Wednesday, July 4, 2012

Oracle Archive Logging

[Original PostBasically, any change that happens in the database is first captured in a memory structure called the Log Buffer. This memory structure exists inside the Oracle Instance. The Log Buffer normally has a small footprint (somewhere in the neighborhood of 1MB). Information in the Log Buffer memory is flushed to the Redo Logs by the background process LGWR under these curcumstances:
a) every 3 seconds
b) on a commit
c) when the Log Buffer becomes 1/3 full
d) on a checkpoint

Anytime a) b) c) or d) occurs in the database, the information from the Log Buffer is written to the current Red Log by LGWR. Redo Logs are actual physical files residing on the OS. When a Redo Log becomes full, a Log File Switch occurs and a pointer is set to start writing Log Buffer information to the next Redo Log in line. You can run your database with only 2 Redo Logs, but Oracle (and common sense) recommends at least 3. 
So, after this Log File Switch, you have a Redo Log that is full and a pointer to the next Relo Log. The Redo Log that is full needs to be archived (saved somewhere else). So now, a background process called ARCH will get a nudge from LGWR saying "hey, got a redo log that needs to be archived" and ARCH will pick it up and convert it to an Archived Log file and save it in the location specified by your init.ora parameter setting called log_archive_dest_1 (or in yor flash_recovery_area, depending).
So now that the previous Redo Log has been archived, it can be overwritten by LGWR when necessary (e.g., Redo Logs are written to in a round-robin fashion and when Redo Log #3 fills up, the pointer goes back around to Redo Log #1. So if you're in archivelog mode and redo log #1 hasn't been completely archived by ARCH yet, and LGWR needs to write to Redo Log #1, then your database "hangs" until that Redo Log #1 is freed up to be written to again).

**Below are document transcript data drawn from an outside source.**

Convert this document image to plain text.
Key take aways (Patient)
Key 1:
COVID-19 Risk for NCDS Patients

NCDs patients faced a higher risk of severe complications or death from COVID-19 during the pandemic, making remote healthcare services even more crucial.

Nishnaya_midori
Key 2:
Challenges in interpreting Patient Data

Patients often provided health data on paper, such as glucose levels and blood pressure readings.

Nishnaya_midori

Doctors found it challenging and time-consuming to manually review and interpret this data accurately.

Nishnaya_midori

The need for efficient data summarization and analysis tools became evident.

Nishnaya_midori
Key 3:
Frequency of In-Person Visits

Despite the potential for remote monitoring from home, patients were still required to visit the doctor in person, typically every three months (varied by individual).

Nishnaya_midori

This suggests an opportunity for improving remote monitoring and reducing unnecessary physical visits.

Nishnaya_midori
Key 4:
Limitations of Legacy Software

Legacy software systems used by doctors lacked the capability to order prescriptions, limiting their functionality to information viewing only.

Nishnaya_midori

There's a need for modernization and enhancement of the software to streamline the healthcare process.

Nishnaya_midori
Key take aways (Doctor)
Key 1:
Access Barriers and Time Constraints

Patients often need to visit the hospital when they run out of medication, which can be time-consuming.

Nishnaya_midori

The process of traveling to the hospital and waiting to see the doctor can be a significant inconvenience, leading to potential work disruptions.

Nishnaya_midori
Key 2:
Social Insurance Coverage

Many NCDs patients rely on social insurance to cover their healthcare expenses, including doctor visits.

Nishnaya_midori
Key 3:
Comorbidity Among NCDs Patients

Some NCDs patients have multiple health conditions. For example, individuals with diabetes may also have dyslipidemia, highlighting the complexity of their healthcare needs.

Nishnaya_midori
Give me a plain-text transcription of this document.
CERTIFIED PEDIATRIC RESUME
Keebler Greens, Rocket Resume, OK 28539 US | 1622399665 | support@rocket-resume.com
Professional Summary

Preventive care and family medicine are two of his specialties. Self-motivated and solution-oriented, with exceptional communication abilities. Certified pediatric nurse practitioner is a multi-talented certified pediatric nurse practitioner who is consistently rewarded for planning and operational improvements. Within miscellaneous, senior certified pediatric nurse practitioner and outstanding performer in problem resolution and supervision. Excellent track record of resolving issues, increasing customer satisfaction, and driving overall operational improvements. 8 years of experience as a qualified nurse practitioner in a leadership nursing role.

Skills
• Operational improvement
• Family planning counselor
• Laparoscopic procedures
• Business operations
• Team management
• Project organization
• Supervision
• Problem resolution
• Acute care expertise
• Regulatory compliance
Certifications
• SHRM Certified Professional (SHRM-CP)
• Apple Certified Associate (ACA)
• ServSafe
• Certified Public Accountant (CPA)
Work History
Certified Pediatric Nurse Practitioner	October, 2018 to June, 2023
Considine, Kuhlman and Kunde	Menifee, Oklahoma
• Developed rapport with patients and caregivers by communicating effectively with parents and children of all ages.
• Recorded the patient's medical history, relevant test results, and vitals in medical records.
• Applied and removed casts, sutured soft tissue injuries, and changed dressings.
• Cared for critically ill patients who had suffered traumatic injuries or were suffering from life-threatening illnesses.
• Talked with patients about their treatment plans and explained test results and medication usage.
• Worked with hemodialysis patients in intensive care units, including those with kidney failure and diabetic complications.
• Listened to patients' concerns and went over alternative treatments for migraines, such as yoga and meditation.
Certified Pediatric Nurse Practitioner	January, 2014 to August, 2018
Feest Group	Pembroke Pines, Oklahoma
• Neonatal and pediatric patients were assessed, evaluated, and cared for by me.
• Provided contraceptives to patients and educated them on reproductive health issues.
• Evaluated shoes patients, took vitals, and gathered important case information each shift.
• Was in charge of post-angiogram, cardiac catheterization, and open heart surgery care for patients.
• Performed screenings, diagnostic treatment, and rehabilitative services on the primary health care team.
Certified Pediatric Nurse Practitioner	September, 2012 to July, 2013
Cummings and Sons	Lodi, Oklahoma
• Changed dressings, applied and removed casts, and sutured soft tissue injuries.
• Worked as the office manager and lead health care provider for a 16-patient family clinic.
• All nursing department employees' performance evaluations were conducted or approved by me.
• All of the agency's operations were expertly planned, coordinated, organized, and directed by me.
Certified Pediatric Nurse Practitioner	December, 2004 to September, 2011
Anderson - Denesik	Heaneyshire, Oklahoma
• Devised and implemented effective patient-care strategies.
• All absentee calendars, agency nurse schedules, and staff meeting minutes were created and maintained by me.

So, what is the advantage of having Archived Logs? Say for example you expereince severe corruption or a database crash that required you to restore some datafiles from 7 hours ago. If you have all the archived logs from that pint in time (7 hours ago) up until the oment of the crash, you can apply (or "roll forward") all the changes contained in those archived logs against the restored datafiles. Basically this replays all the changes in the database over the past 7 hours. After recovering the last archived log, Oracle will then look to roll forward even more by using the online redo logs. If those online redo logs contain changes necessary, Oracle will apply those changes also. Basically, you can recover from a serious error all the way up to just before the error occurred. Minimal data loss is the advantage here. you can't do this when you're not in archivelog mode, because all the changes over the past 7 hours are lost because the redo logs just keep overwriting themselves and all the changes are lost between the time of your last backup and the time of the crash.
As the mantra goes . . . if you don't care if your database loses data, then run in noarchivelog mode. If you care about your data and don't want to lose it, then run the database in archivelog mode.